A dilapidated but prominent set of railway arches at London Bridge station, nicknamed Findlater’s Corner after the wine merchant who used to occupy them, needs to be restored.

Now managed by The Arch Company, the restoration will be part of their broader plans to bring about 1,000 railroads back to commercial use.

Findlater’s Corner has long been a peculiarity in the area, as it is both located right at the intersection of London Bridge and Borough High Street, it has an impressive location with a magnificent tiled fa├žade, but is also run-down and very shabby.

The planned redevelopment will restore the baroque revival front, including a complete renovation of the interior of the arches. When completed next fall, it will create four new units for retail and restaurant businesses.

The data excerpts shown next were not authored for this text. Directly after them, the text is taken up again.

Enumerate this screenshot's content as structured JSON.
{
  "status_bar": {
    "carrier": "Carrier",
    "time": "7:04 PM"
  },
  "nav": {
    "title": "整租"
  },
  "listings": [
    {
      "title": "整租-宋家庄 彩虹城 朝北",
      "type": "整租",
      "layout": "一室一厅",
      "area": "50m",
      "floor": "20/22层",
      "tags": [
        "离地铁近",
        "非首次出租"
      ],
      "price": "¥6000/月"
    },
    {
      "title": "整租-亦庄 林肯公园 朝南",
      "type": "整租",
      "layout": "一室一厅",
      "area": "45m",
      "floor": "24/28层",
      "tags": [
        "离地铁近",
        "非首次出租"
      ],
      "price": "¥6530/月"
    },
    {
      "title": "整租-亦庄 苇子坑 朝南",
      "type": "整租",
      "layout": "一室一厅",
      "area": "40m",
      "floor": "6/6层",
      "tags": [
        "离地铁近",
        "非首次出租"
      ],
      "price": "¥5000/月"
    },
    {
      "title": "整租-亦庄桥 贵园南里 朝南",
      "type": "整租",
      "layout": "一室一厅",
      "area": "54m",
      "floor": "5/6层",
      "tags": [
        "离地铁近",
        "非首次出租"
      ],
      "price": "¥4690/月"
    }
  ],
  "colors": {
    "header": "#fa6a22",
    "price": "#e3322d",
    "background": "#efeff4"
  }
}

(c) AVR London / The Arch Co.

The place is said to have long had the nickname Findlater’s Corner, as it was occupied by the wine merchants, Findlater’s Mackie & Todd, who occupied the place for decades, and the name was used by the wine company as their head office address. Although they did exactly the same thing with their offices in Dublin and Bournemouth – which raises the question of whether the nickname is something adopted by the general public as a whim or an official name given to it by the wine merchants.

The watch with its ceramic crown deer head, which refers to Findlater’s Scottish roots and whiskey shop, is one of the most visible in the city and will soon be restored to last the time. In 1897, the original Victorian wine shop architecture was replaced with a Beaux Arts-style faience (in a material similar to that used at the Savoy Hotel). Today, this facade is still one of the finest examples of a glazed faience in the capital.

Eagle-eyed passers-by will discover the faded sign on Findlater’s Corner on the unloved masonry today.

The wine merchants were founded in 1823 in Dublin by Alexander Findlater and prospered to such an extent that he expanded to London and in 1855 when Findlater Mackie Todd opened a branch on the corner of Tooley Street and in 1863 moved into the corner building today known as Findlater’s corner.

The company continued to grow and in the 1960s had almost 50 stores in the south east of England. It was eventually sold to Bulmers in 1967, which closed most stores and again sold the remaining wine wholesale business to the Beecham Group in 1970.

In 1993, it changed hands again – and is now owned by Waitrose.

If a branch of Little Waitrose were to open in the renovated Findlater’s Corner, it would be the circle closed.